The Trump administration has made a lot of asylum-seekers wait for their hearings in Mexico and this has lead to a fall in the illegal crossings at the borders, the most striking being the one on the border of western Arizona.
Asylum Seekers to wait back in Mexico
The policy of making the asylum seekers wait back in Mexico took effect in the Yuma Sector of the Border Patrol and the arrests went up to 14,000 in May. However, in October, the numbers dropped by 94%.
There have been a lot of reasons behind the swinging of numbers in terms of Illegal crossings in the border of western Arizona. However, Anthony Porvaznik who is the chief of the Yuma Sector, stated that the Migration Protection Protocols are a big deterrent. He also said that the goal of the people was to get into the United States and once this was stopped, they could not move into the United States at all, and this reduced the traffic from this border.
The arrests have increased in the Tucson sector and have made it the second busiest right after the Rio Grande Valley in Texas.
Porvaznik has stated that this is due to the lack of policy in this area which was implemented only three months back. Recently, the administration started transporting asylum seekers from the area of Tucson to El Paso, for court and also transporting them to the authorities in Mexico to wait. Of late, however, the buses have been scrapped and the migrants are returned to Mexico and they have to travel to El Paso on their own. Approximately 55000 or more asylum-seekers had been returned to Mexico and had to wait for their hearings till November, which was 10 months post the introduction of the policy in San Diego.
Asylum Seekers are Exposed to a Lot of Violence in the Border Cities
According to the critics, this is quite unfair as the asylum seekers are exposed to a lot of violence in the border cities and it is quite tough to get attorneys in these areas. Various groups including the Union of American Civil Liberties have requested the policy to be put on hold at the time of a legal challenge.
Critics have attained a small victory in individual lawsuits where the San Diego federal judge stated that the asylum-seekers who have been transported from California to Mexico, must have some access to attorneys prior to as well as during the main interviews to understand if they could reside in the US when their cases are being held. Some of the cases are heard in El Paso and San Diego by the immigration judges. Some of the asylum seekers camps in cities in Texas like Brownsville and Laredo and they connect to the judges via video.

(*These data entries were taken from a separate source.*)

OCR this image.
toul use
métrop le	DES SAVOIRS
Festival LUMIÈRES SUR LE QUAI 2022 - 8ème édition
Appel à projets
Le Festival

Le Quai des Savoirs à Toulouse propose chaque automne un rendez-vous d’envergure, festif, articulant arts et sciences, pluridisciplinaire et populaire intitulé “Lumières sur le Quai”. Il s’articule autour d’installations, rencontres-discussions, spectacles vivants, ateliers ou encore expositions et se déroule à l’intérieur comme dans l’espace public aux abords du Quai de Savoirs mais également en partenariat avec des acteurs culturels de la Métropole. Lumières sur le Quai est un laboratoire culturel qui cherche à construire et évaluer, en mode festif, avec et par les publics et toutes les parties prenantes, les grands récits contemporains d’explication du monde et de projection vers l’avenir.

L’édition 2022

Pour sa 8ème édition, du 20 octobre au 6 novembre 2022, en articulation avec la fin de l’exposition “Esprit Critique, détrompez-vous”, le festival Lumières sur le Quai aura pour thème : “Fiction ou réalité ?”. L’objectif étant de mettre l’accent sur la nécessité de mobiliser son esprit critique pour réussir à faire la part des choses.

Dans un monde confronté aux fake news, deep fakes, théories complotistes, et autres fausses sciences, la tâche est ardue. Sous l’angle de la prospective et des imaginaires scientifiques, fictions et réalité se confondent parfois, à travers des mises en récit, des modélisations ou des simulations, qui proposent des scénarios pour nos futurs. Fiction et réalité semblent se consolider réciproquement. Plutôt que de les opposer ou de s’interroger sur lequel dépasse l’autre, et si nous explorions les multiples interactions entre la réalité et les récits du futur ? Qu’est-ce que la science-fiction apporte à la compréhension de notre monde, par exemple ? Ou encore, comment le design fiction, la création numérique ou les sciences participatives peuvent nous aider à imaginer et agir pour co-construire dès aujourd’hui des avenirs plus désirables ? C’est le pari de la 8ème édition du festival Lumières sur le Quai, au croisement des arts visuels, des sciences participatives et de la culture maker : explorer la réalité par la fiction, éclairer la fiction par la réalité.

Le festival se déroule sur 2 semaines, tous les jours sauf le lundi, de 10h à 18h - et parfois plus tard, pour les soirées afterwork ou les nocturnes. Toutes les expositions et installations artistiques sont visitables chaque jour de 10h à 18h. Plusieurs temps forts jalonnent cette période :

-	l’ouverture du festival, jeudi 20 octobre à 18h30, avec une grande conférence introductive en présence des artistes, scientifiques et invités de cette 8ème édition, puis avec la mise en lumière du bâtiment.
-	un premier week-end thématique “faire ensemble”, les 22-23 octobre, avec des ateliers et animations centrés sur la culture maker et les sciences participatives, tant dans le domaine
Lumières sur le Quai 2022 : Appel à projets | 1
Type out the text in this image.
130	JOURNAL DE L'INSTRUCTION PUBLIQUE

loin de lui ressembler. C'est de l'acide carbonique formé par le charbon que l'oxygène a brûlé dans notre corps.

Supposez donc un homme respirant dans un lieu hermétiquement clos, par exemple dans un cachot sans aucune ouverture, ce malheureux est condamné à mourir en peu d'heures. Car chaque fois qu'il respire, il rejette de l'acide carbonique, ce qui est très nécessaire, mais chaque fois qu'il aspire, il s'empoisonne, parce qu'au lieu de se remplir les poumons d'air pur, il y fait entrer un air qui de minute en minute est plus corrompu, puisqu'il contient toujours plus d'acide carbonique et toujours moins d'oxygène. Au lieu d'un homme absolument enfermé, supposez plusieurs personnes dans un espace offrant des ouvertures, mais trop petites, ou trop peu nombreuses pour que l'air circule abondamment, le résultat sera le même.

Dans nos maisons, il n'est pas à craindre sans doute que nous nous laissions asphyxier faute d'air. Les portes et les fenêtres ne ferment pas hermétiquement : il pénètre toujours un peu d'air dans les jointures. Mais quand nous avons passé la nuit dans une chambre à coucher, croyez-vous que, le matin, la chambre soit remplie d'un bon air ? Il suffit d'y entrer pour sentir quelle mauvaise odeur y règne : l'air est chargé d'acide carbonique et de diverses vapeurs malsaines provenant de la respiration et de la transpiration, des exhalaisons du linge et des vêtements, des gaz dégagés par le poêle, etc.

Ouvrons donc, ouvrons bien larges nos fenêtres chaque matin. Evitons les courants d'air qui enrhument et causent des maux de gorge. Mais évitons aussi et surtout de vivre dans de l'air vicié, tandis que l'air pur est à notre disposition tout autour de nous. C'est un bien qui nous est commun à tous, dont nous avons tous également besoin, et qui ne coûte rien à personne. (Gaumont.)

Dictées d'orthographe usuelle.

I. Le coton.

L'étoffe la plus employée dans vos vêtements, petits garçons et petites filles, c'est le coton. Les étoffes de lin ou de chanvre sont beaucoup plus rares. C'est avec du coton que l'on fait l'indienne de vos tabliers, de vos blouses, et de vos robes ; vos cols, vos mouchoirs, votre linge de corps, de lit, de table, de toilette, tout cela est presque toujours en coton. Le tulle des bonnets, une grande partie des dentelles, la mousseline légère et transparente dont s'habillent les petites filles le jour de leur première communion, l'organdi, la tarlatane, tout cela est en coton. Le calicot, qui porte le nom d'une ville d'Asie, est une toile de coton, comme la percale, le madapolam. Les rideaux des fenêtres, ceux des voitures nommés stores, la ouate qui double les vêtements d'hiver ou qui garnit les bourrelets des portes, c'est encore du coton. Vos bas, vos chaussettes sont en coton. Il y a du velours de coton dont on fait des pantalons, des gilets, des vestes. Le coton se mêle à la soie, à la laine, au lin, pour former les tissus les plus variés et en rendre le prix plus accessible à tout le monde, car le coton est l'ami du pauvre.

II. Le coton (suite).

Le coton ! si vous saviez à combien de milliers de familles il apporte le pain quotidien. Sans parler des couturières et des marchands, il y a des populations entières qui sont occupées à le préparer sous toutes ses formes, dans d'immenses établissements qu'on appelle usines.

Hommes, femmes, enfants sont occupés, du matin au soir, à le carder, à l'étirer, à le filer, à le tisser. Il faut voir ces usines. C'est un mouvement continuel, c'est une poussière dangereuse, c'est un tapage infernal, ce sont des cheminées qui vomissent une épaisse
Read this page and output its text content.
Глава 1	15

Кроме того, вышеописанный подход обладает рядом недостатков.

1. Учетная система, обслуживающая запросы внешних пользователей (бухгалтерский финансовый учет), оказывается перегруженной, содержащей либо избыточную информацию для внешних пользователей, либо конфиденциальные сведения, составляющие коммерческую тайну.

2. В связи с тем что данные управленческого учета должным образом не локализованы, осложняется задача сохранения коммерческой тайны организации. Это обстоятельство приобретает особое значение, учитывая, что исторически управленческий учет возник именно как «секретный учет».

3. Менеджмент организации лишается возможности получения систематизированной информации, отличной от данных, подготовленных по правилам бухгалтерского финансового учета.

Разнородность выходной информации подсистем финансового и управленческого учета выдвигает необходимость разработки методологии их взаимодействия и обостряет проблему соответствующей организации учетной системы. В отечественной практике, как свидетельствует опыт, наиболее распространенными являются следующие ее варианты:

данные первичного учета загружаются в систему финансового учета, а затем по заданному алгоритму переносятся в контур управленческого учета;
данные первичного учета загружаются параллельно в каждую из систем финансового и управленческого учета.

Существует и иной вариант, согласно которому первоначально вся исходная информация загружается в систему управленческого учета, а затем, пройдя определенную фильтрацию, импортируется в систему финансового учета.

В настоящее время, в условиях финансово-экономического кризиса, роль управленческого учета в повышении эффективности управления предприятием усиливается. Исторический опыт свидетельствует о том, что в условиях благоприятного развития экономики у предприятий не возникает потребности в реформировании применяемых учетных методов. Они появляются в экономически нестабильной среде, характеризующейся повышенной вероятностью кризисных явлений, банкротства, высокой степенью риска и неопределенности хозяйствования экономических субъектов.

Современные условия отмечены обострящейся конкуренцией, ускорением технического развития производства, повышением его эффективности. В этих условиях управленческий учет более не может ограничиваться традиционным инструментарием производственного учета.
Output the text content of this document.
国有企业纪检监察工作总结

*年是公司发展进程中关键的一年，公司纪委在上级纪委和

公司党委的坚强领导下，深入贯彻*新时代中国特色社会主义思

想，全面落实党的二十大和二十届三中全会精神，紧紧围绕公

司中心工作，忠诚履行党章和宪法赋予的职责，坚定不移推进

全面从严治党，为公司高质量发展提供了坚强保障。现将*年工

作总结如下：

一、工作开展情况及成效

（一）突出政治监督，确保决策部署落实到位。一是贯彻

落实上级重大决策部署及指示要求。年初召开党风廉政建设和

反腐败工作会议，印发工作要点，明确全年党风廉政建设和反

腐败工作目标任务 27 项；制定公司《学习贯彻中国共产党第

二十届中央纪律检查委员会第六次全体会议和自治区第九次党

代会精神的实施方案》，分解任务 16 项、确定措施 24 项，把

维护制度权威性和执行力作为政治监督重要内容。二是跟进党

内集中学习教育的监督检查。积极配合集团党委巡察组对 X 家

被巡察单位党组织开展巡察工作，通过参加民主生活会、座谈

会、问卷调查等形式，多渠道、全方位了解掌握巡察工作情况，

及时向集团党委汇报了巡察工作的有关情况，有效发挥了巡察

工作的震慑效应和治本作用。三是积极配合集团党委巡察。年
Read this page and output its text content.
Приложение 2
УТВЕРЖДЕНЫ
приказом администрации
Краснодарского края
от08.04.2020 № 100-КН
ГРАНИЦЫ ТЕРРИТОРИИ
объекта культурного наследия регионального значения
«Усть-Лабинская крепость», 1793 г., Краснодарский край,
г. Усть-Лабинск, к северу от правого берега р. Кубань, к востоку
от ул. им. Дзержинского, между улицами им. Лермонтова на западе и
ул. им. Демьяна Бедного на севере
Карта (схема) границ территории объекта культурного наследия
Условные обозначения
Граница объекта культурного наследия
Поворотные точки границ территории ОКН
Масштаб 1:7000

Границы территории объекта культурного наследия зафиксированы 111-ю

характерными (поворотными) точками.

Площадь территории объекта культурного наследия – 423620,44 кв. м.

In Yuma, there are short-term cells where the asylum-seekers are kept until there are openings for them to return to Mexicali via the nearby California sector. Generally, people must not be held there for 72 hours or more. There are volunteers who visit the shelters in this area and provide bus tickets or even a ride to Tijuana, in addition to hotel rooms before their court appearances.
Though there has been a drop in the illegal crossings in Yuma, there are asylum-seekers who are still signing a waiting list so that they can enter the United States via the official crossing which is in San Luis, Arizona.